Stewart v. Maranville, 58 N.C. App. 205 (1982)

July 6, 1982 · North Carolina Court of Appeals · No. 8121SC983
58 N.C. App. 205

H. CLIFTON STEWART, SR. v. JOE W. MARANVILLE and wife, BETTY H. MARANVILLE, JOE MARANVILLE CAMPERLAND, INC.

No. 8121SC983

(Filed 6 July 1982)

Contracts §§ 16, 27.1— agreement to repay loan — no condition precedent

In an action to recover funds loaned by plaintiff to defendants for the purpose of preventing foreclosure of defendants’ property, summary judgment was properly entered for plaintiff where the materials before the court were insufficient to establish a condition precedent to defendants’ obligation to repay the loan but showed an agreement between the parties that plaintiff was to be repaid from the proceeds of a sale of the property and that defendants had sold the property.

APPEAL by defendant from Freeman, Judge. Judgment entered 21 May 1981 in Superior Court, FORSYTH County. Heard in the Court of Appeals 29 April 1982.

This is an action to recover funds allegedly loaned by plaintiff to defendants for the purpose of preventing foreclosure of defendants’ property. From summary judgment for plaintiff in the amount of $59,885.57, defendants appeal.

On 17 November 1978, plaintiff gave defendants a check for $50,000 for the purpose of helping the defendants prevent an impending foreclosure against real estate owned by Joe Maranville Camperland, Inc. In addition, plaintiff made three mortgage payments of $3,295.19 each on defendants’ behalf.

On 2 August 1979, defendants sold the Camperland property to a third party, Mr. Satterfield. According to defendants, Satter-field agreed to pay the indebtedness on the property, and the mortgage on the Maranvilles’ home, as well as other indebtedness of the defendants.

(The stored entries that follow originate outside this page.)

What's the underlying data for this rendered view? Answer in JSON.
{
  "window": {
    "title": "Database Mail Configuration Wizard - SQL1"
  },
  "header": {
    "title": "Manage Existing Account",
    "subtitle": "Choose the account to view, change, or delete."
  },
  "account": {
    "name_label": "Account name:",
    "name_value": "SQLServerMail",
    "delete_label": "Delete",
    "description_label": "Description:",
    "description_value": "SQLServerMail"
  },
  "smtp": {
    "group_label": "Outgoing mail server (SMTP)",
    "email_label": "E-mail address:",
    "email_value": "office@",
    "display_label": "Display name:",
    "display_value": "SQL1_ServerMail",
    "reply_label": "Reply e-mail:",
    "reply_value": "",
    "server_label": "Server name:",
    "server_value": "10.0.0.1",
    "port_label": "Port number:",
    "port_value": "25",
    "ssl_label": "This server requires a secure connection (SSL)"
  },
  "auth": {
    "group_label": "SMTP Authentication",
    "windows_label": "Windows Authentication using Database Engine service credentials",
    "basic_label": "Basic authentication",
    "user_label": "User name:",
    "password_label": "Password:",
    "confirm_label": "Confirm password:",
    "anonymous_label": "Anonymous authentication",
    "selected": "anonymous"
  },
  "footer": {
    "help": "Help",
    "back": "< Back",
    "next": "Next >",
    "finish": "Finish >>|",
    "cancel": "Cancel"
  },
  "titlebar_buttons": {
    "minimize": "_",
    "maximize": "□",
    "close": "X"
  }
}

In addition, the plaintiff was to be paid $60,000, and the Maranvilles were to receive $25,000 in cash. Satterfield made all of the payments allegedly agreed upon except that to plaintiff.

*206Following the sale of the Camperland property, plaintiff brought this action to recover the $59,885.57 he had advanced to defendants. Plaintiff alleged that this amount had been paid pursuant to a loan agreement by which plaintiff was to be the first of defendants’ creditors repaid from the proceeds of sale of the Camperland property. Defendants admitted receipt of the amount set forth by plaintiff, but denied liability for repayment of the funds.

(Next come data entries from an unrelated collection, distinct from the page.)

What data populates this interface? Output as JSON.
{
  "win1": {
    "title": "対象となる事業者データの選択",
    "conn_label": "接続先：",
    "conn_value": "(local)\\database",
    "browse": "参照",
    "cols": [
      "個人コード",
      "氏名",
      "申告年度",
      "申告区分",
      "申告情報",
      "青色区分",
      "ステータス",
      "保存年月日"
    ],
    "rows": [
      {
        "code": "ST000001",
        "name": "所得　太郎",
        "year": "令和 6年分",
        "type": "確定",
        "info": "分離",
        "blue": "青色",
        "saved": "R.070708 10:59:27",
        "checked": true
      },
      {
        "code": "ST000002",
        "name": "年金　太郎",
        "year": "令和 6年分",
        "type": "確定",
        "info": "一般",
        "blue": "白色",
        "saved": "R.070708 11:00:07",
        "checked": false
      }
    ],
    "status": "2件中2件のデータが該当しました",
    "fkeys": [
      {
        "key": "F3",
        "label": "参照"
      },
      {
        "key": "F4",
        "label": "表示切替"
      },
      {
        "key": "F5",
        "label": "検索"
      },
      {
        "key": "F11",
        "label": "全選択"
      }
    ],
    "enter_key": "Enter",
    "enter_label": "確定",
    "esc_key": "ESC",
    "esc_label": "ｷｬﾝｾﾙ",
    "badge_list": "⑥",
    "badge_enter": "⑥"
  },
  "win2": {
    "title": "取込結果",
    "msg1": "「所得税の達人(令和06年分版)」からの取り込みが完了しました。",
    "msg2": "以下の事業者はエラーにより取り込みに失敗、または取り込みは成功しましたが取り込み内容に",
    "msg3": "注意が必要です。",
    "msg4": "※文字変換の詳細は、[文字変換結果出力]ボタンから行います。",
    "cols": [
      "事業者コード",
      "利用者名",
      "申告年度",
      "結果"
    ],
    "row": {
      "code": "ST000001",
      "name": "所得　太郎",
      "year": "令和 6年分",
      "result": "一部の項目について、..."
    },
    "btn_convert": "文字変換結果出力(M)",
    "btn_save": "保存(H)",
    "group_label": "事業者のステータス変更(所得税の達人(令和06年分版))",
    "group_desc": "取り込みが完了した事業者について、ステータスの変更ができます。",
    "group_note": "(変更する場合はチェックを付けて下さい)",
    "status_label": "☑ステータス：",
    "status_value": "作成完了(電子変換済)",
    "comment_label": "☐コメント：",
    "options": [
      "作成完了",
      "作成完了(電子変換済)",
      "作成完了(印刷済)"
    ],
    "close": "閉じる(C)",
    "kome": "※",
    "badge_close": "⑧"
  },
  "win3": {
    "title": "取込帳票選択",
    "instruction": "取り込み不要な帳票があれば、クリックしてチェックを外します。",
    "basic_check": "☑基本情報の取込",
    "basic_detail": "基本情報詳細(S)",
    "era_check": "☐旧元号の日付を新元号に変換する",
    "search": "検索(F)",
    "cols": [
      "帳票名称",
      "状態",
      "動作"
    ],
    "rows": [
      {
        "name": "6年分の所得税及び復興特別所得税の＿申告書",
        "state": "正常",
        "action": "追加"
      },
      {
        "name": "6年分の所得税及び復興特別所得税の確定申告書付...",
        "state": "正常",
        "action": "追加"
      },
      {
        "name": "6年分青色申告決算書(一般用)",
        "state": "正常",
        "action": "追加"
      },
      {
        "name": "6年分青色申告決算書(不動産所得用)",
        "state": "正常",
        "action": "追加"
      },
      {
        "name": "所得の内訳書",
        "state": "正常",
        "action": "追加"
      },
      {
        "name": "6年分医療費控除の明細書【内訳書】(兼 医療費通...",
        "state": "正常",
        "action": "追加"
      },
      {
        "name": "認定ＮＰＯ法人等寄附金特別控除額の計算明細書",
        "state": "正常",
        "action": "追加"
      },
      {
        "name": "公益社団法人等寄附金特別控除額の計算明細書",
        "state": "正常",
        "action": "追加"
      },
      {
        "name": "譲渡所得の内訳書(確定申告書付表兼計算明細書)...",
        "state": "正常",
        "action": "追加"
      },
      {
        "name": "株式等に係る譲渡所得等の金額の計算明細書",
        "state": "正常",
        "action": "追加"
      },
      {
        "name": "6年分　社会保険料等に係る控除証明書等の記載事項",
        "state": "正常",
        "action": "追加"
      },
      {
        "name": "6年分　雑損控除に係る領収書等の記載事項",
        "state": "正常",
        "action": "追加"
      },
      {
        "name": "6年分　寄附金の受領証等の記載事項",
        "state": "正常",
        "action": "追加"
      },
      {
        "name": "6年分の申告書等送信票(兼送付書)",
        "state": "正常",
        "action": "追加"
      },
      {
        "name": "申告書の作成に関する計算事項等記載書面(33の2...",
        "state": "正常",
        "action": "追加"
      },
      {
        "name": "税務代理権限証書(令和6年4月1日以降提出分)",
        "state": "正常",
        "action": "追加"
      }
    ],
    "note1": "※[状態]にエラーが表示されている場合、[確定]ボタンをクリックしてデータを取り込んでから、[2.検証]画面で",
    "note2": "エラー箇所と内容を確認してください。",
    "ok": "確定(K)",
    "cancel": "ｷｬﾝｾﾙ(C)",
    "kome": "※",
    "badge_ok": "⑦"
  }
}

Defendants’ depositions and affidavit tended to show that plaintiff had made the payments as an act of friendship because Mr. Maranville was ill and in financial difficulty. Defendants denied existence of an agreement that plaintiff was to be a priority creditor, but admitted having a financial obligation to plaintiff “from a humanitarian standpoint.”

The trial court granted plaintiff’s motion for summary judgment. Defendants appeal.

Wyatt, Early, Harris, Wheeler & Hauser, by A. Doyle Early, Jr., for plaintiff appellee.

House, Blanco, Randolph & Osborn, by Clyde D. Randolph, Jr., and Mary Ward Root, for defendant appellants.

ARNOLD, Judge.

The issue brought before this Court on appeal is whether the trial court properly granted summary judgment against defendants. Defendants bring forth several arguments in support of their contention that summary judgment should have been denied.

Defendants first argue that plaintiff’s complaint alleges only the existence of a conditional obligation to pay, and that the record contains no evidence of the happening of the condition precedent. We find no merit in this argument.

It is well established that conditions precedent are disfavored by the law. Only where the clear and plain language of the agreement dictates such construction will a term be viewed as a condition precedent to performance of a contractual obligation. Parrish Tire Co. v. Morefield, 35 N.C. App. 385, 241 S.E. 2d 353 (1978). Absent clear language to the contrary, no contract *207term will be construed as a condition precedent to an obligation to pay for services rendered. Electrical Co. v. Construction Co., 12 N.C. App. 63, 182 S.E. 2d 601 (1971). Similarly, we refuse to find a condition precedent to the obligation to repay a loan unless the conclusion that the parties so intended is inescapable. The intent of the parties here is not so clear as to dictate such a result.

We determine that the pleadings, depositions and affidavits before the trial court established as a matter of law the existence of an enforceable agreement between the parties. Therefore we do not reach the parties’ arguments with regard to equitable grounds for recovery.

We also reject defendants’ contention that plaintiff is not the real party in interest. Although the check was drawn on his corporate account, it is undisputed that plaintiff personally absorbed the liability for the loan.

Our review of the record reveals no triable issue of material fact. Accordingly, the summary judgment appealed from is

Affirmed.

Judges VAUGHN and Martin (Robert M.) concur.